There is a lot of racial prejudice shown towards the crippled black man, Crooks. Crooks has his own room separate to everyone else. This is because everyone on the ranch doesn’t want Crooks to be with them in the same bunk house. As a result of this prejudice, Crooks has become utterly lonely. When Lennie entered Crooks’ room looking for the puppie Lennie loves, Crooks instantly becomes defensive. “You go on get otta my room. I ain’t wanted in the bunk house, and you ain’t wanted in my room.” Because of Lennie’s lack of knowledge, Lennie is more in touch with the natural side of things, not the “civilised” side of things. “Why ain’t you wanted?” “Cause I’m black…” Lennie does not consider Crooks different from anybody else. Crooks really wants to be involved and have fun with the other ranch members but he cannot, because of his skin colour. Crooks is also discriminated by Curley’s wife. “Listen Nigger,” “You know what I can do to you if you open your trap?” Crooks stared hopelessly at her, and then he sat down on his bunk and drew into himself.” Curley’s wife does not show one bit of respect towards Crooks at all. All this hatred and discrimination has turned Crooks into a lonely, no self-belief or esteem, sorrowful man.

Curley’s wife is sexually prejudiced because she is a woman. Since the ranch is male dominant, she is lonely and her social status goes down too. When Crooks asked Curley’s wife to leave his room, she instantly said, “Listen nigger,” You know what I can do to you if you open your trap.” Her prejudice is a last resort. She knows it’s the only weapon she has to assert that she’s worth something. Prejudice is just another tool she has to cut others down, which is the only way she can feel like she isn’t a worthless nobody. In relevance to social prejudice, not giving a name to Curley’s wife has something to do with her being insignificant. No one on the ranch talks to her. Curley’s wife is always looking for attention and flirting with all the ranch members, which turns them off immensely. “She got the eye goin’ on all the time on everybody. I bet she even gives the stable buck the eye. I don’t know what the hell she wants.” says Whit. "Ranch with a bunch of guys on it ain't no place for a girl, specially like her" says George. The ranch members don’t like or trust Curley’s wife.

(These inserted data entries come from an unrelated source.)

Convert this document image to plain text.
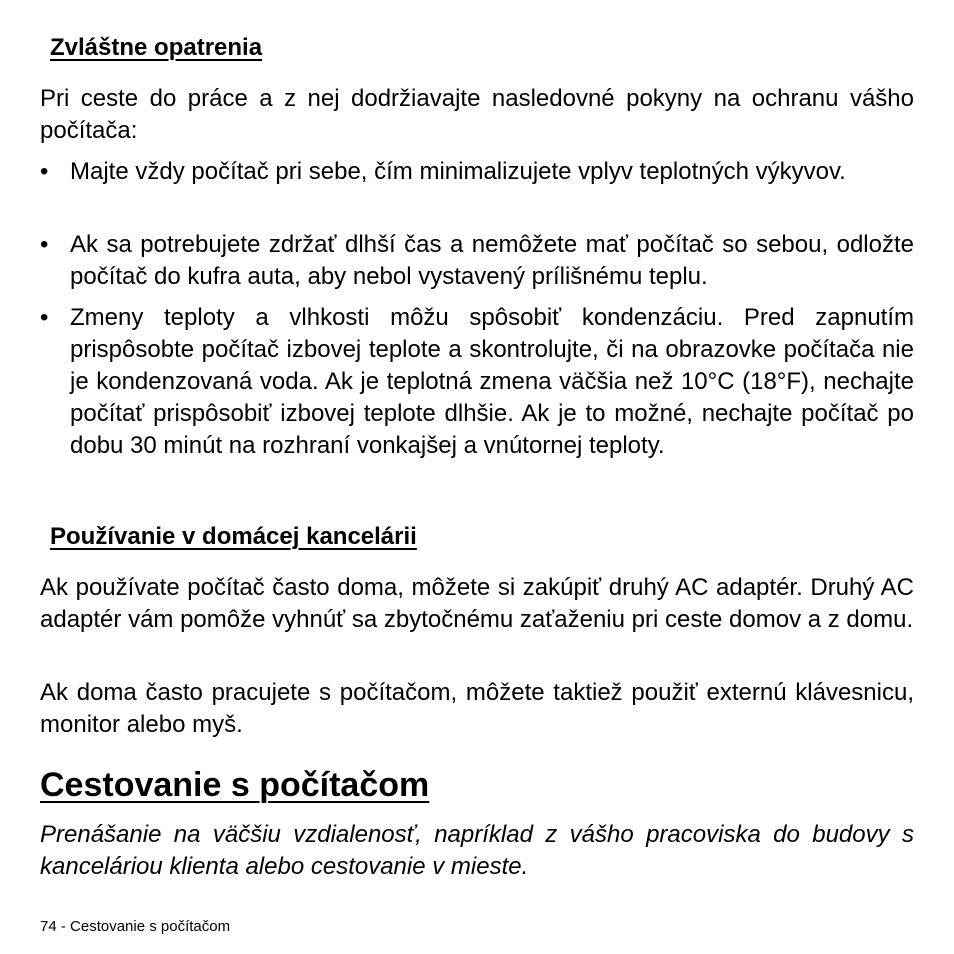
Zvláštne opatrenia

Pri ceste do práce a z nej dodržiavajte nasledovné pokyny na ochranu vášho počítača:

• Majte vždy počítač pri sebe, čím minimalizujete vplyv teplotných výkyvov.
• Ak sa potrebujete zdržať dlhší čas a nemôžete mať počítač so sebou, odložte počítač do kufra auta, aby nebol vystavený prílišnému teplu.
• Zmeny teploty a vlhkosti môžu spôsobiť kondenzáciu. Pred zapnutím prispôsobte počítač izbovej teplote a skontrolujte, či na obrazovke počítača nie je kondenzovaná voda. Ak je teplotná zmena väčšia než 10°C (18°F), nechajte počítať prispôsobiť izbovej teplote dlhšie. Ak je to možné, nechajte počítač po dobu 30 minút na rozhraní vonkajšej a vnútornej teploty.
Používanie v domácej kancelárii

Ak používate počítač často doma, môžete si zakúpiť druhý AC adaptér. Druhý AC adaptér vám pomôže vyhnúť sa zbytočnému zaťaženiu pri ceste domov a z domu.

Ak doma často pracujete s počítačom, môžete taktiež použiť externú klávesnicu, monitor alebo myš.

Cestovanie s počítačom

Prenášanie na väčšiu vzdialenosť, napríklad z vášho pracoviska do budovy s kanceláriou klienta alebo cestovanie v mieste.

74 - Cestovanie s počítačom
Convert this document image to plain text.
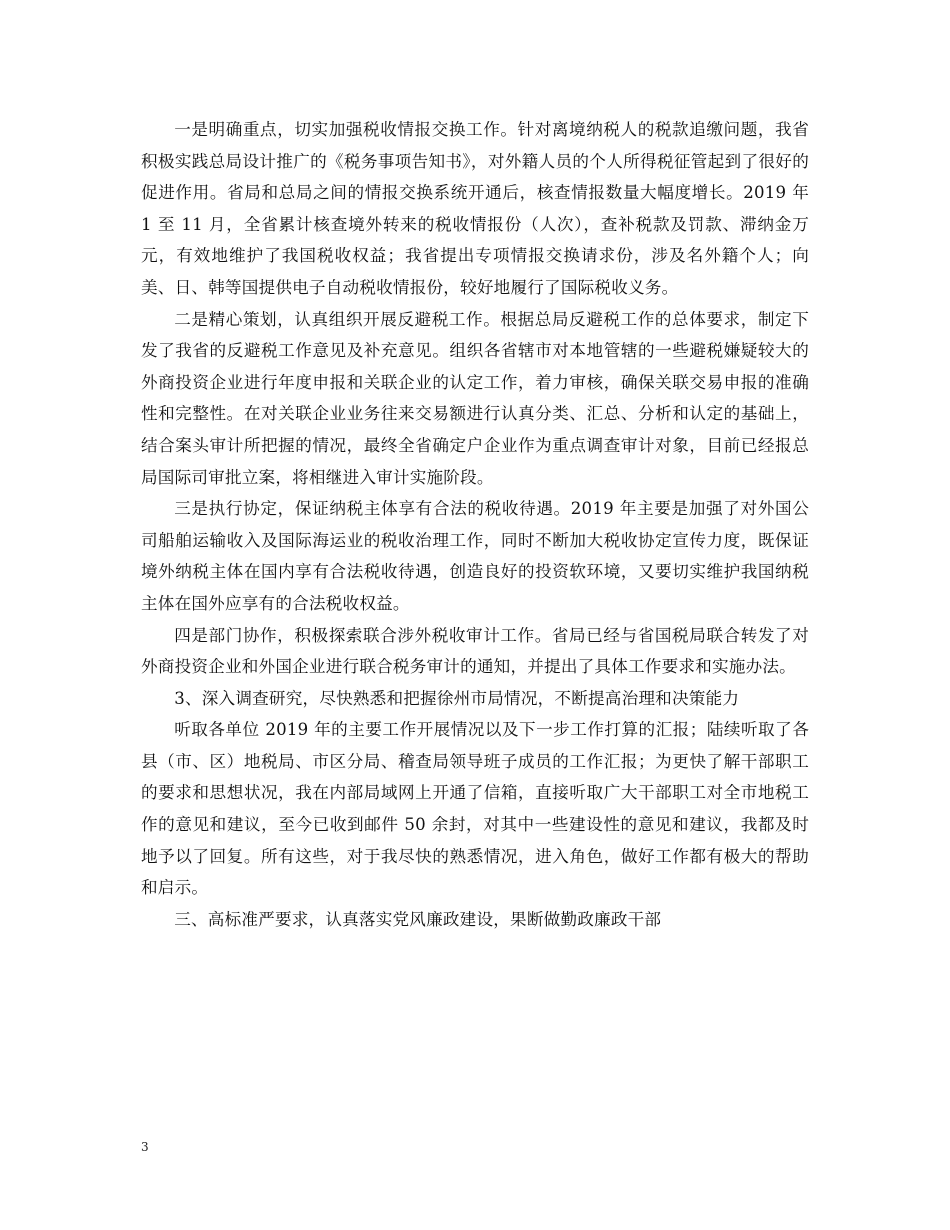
一是明确重点，切实加强税收情报交换工作。针对离境纳税人的税款追缴问题，我省积极实践总局设计推广的《税务事项告知书》，对外籍人员的个人所得税征管起到了很好的促进作用。省局和总局之间的情报交换系统开通后，核查情报数量大幅度增长。2019 年 1 至 11 月，全省累计核查境外转来的税收情报份（人次），查补税款及罚款、滞纳金万元，有效地维护了我国税收权益；我省提出专项情报交换请求份，涉及名外籍个人；向美、日、韩等国提供电子自动税收情报份，较好地履行了国际税收义务。

二是精心策划，认真组织开展反避税工作。根据总局反避税工作的总体要求，制定下发了我省的反避税工作意见及补充意见。组织各省辖市对本地管辖的一些避税嫌疑较大的外商投资企业进行年度申报和关联企业的认定工作，着力审核，确保关联交易申报的准确性和完整性。在对关联企业业务往来交易额进行认真分类、汇总、分析和认定的基础上，结合案头审计所把握的情况，最终全省确定户企业作为重点调查审计对象，目前已经报总局国际司审批立案，将相继进入审计实施阶段。

三是执行协定，保证纳税主体享有合法的税收待遇。2019 年主要是加强了对外国公司船舶运输收入及国际海运业的税收治理工作，同时不断加大税收协定宣传力度，既保证境外纳税主体在国内享有合法税收待遇，创造良好的投资软环境，又要切实维护我国纳税主体在国外应享有的合法税收权益。

四是部门协作，积极探索联合涉外税收审计工作。省局已经与省国税局联合转发了对外商投资企业和外国企业进行联合税务审计的通知，并提出了具体工作要求和实施办法。

3、深入调查研究，尽快熟悉和把握徐州市局情况，不断提高治理和决策能力

听取各单位 2019 年的主要工作开展情况以及下一步工作打算的汇报；陆续听取了各县（市、区）地税局、市区分局、稽查局领导班子成员的工作汇报；为更快了解干部职工的要求和思想状况，我在内部局域网上开通了信箱，直接听取广大干部职工对全市地税工作的意见和建议，至今已收到邮件 50 余封，对其中一些建设性的意见和建议，我都及时地予以了回复。所有这些，对于我尽快的熟悉情况，进入角色，做好工作都有极大的帮助和启示。

三、高标准严要求，认真落实党风廉政建设，果断做勤政廉政干部

3
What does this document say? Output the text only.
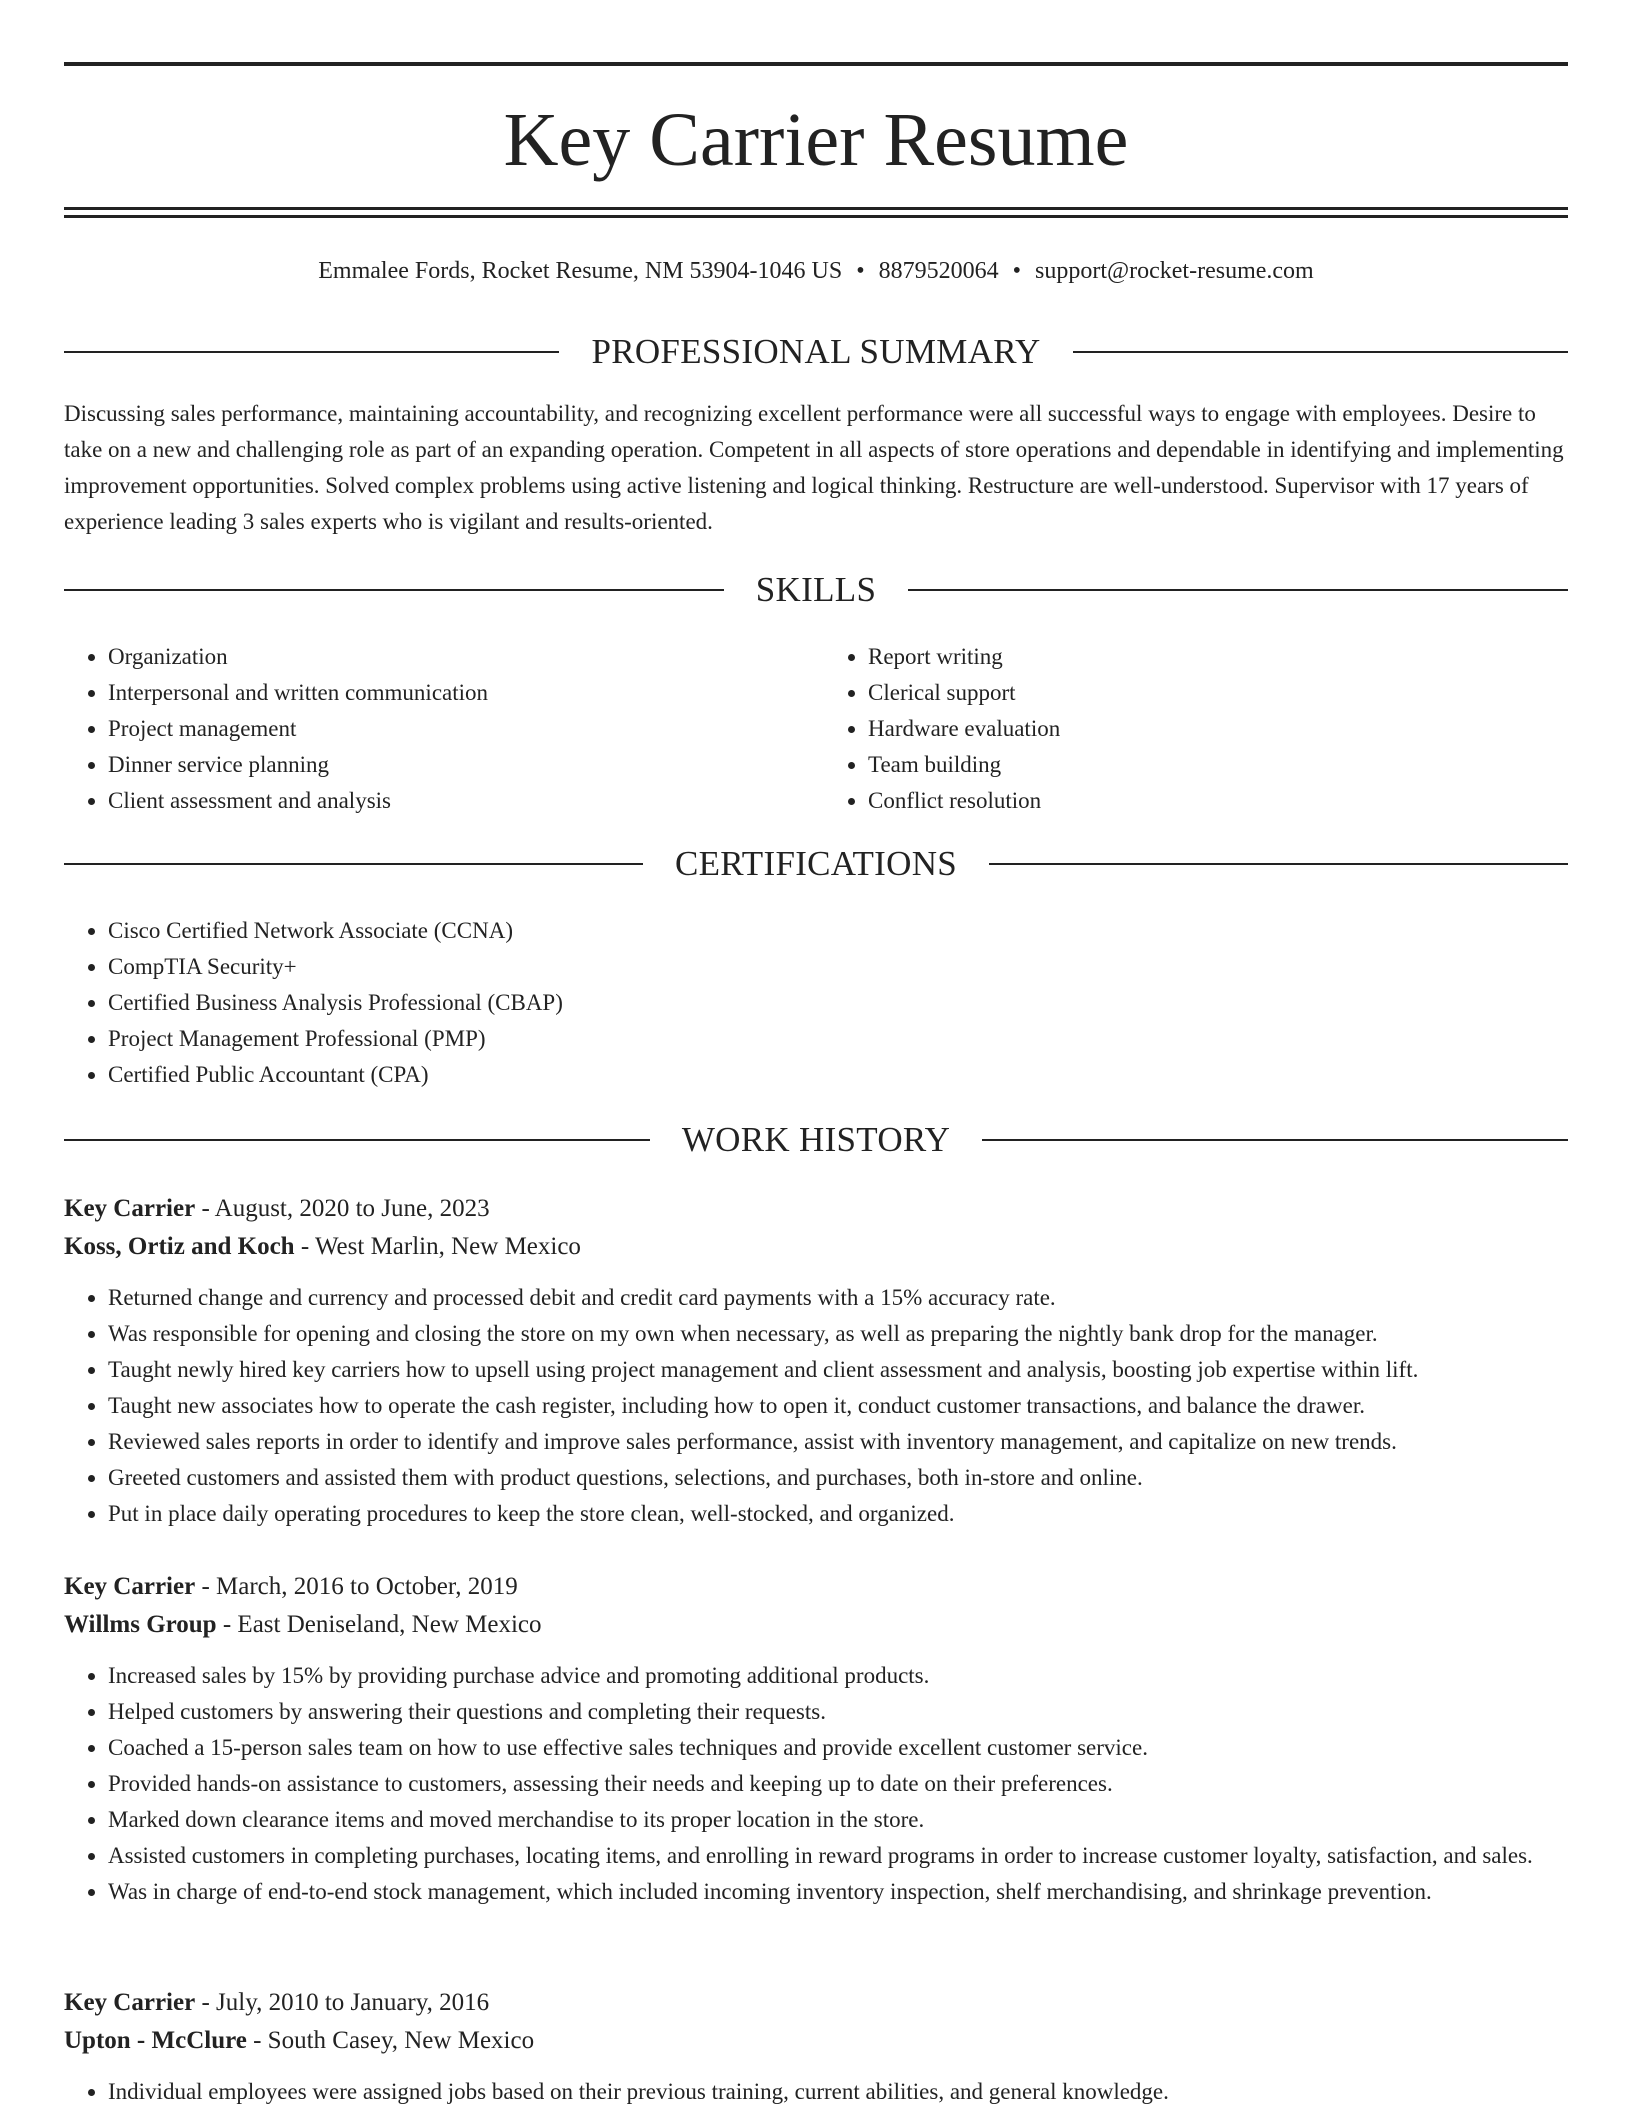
Key Carrier Resume
Emmalee Fords, Rocket Resume, NM 53904-1046 US • 8879520064 • support@rocket-resume.com
PROFESSIONAL SUMMARY

Discussing sales performance, maintaining accountability, and recognizing excellent performance were all successful ways to engage with employees. Desire to take on a new and challenging role as part of an expanding operation. Competent in all aspects of store operations and dependable in identifying and implementing improvement opportunities. Solved complex problems using active listening and logical thinking. Restructure are well-understood. Supervisor with 17 years of experience leading 3 sales experts who is vigilant and results-oriented.

SKILLS
• Organization
• Interpersonal and written communication
• Project management
• Dinner service planning
• Client assessment and analysis
• Report writing
• Clerical support
• Hardware evaluation
• Team building
• Conflict resolution
CERTIFICATIONS
• Cisco Certified Network Associate (CCNA)
• CompTIA Security+
• Certified Business Analysis Professional (CBAP)
• Project Management Professional (PMP)
• Certified Public Accountant (CPA)
WORK HISTORY
Key Carrier - August, 2020 to June, 2023
Koss, Ortiz and Koch - West Marlin, New Mexico
• Returned change and currency and processed debit and credit card payments with a 15% accuracy rate.
• Was responsible for opening and closing the store on my own when necessary, as well as preparing the nightly bank drop for the manager.
• Taught newly hired key carriers how to upsell using project management and client assessment and analysis, boosting job expertise within lift.
• Taught new associates how to operate the cash register, including how to open it, conduct customer transactions, and balance the drawer.
• Reviewed sales reports in order to identify and improve sales performance, assist with inventory management, and capitalize on new trends.
• Greeted customers and assisted them with product questions, selections, and purchases, both in-store and online.
• Put in place daily operating procedures to keep the store clean, well-stocked, and organized.
Key Carrier - March, 2016 to October, 2019
Willms Group - East Deniseland, New Mexico
• Increased sales by 15% by providing purchase advice and promoting additional products.
• Helped customers by answering their questions and completing their requests.
• Coached a 15-person sales team on how to use effective sales techniques and provide excellent customer service.
• Provided hands-on assistance to customers, assessing their needs and keeping up to date on their preferences.
• Marked down clearance items and moved merchandise to its proper location in the store.
• Assisted customers in completing purchases, locating items, and enrolling in reward programs in order to increase customer loyalty, satisfaction, and sales.
• Was in charge of end-to-end stock management, which included incoming inventory inspection, shelf merchandising, and shrinkage prevention.
Key Carrier - July, 2010 to January, 2016
Upton - McClure - South Casey, New Mexico
• Individual employees were assigned jobs based on their previous training, current abilities, and general knowledge.
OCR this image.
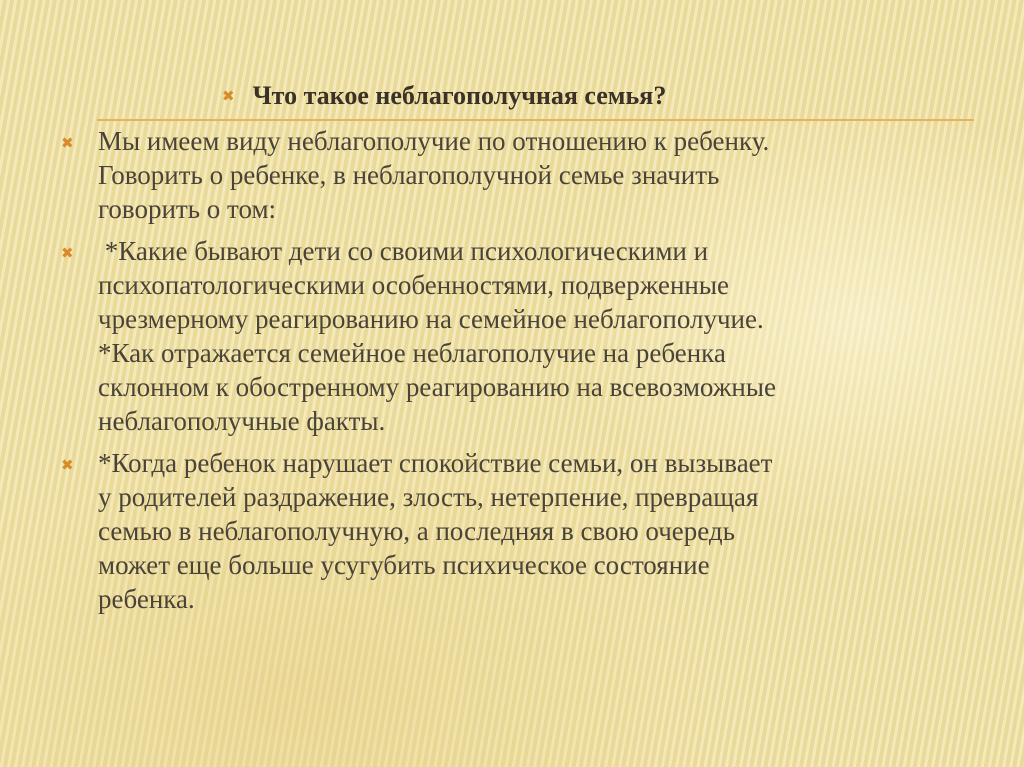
✖ Что такое неблагополучная семья?
✖ Мы имеем виду неблагополучие по отношению к ребенку.
Говорить о ребенке, в неблагополучной семье значить
говорить о том:
✖ *Какие бывают дети со своими психологическими и
психопатологическими особенностями, подверженные
чрезмерному реагированию на семейное неблагополучие.
*Как отражается семейное неблагополучие на ребенка
склонном к обостренному реагированию на всевозможные
неблагополучные факты.
✖ *Когда ребенок нарушает спокойствие семьи, он вызывает
у родителей раздражение, злость, нетерпение, превращая
семью в неблагополучную, а последняя в свою очередь
может еще больше усугубить психическое состояние
ребенка.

Candy is also socially prejudiced. He is socially prejudiced because he’s old and not ‘useful’, and because he has a disability. Since Candy is old and fragile, he is unable to do most of the work the other ranch members do. This instantly makes Candy an outsider. Candy was one happy with his dog, but ever since his dog got shot, he’s been lonely. Lennie is also socially prejudiced because he’s mentally disabled. When the ranch members go out with George, Lennie doesn’t get invited because he cannot socially interact very well. The same happens when the ranch members go out and do activities. George goes along but Lennie doesn’t because he’s just incapable.

This novel represents what happened during the past. The prejudice and discrimination people suffered from especially the black men in America. They had very few rights back in the day. Women also had very few rights. There are many different types of prejudice in Of Mice and Men and sadly enough, prejudice and discrimination still exists nowadays too.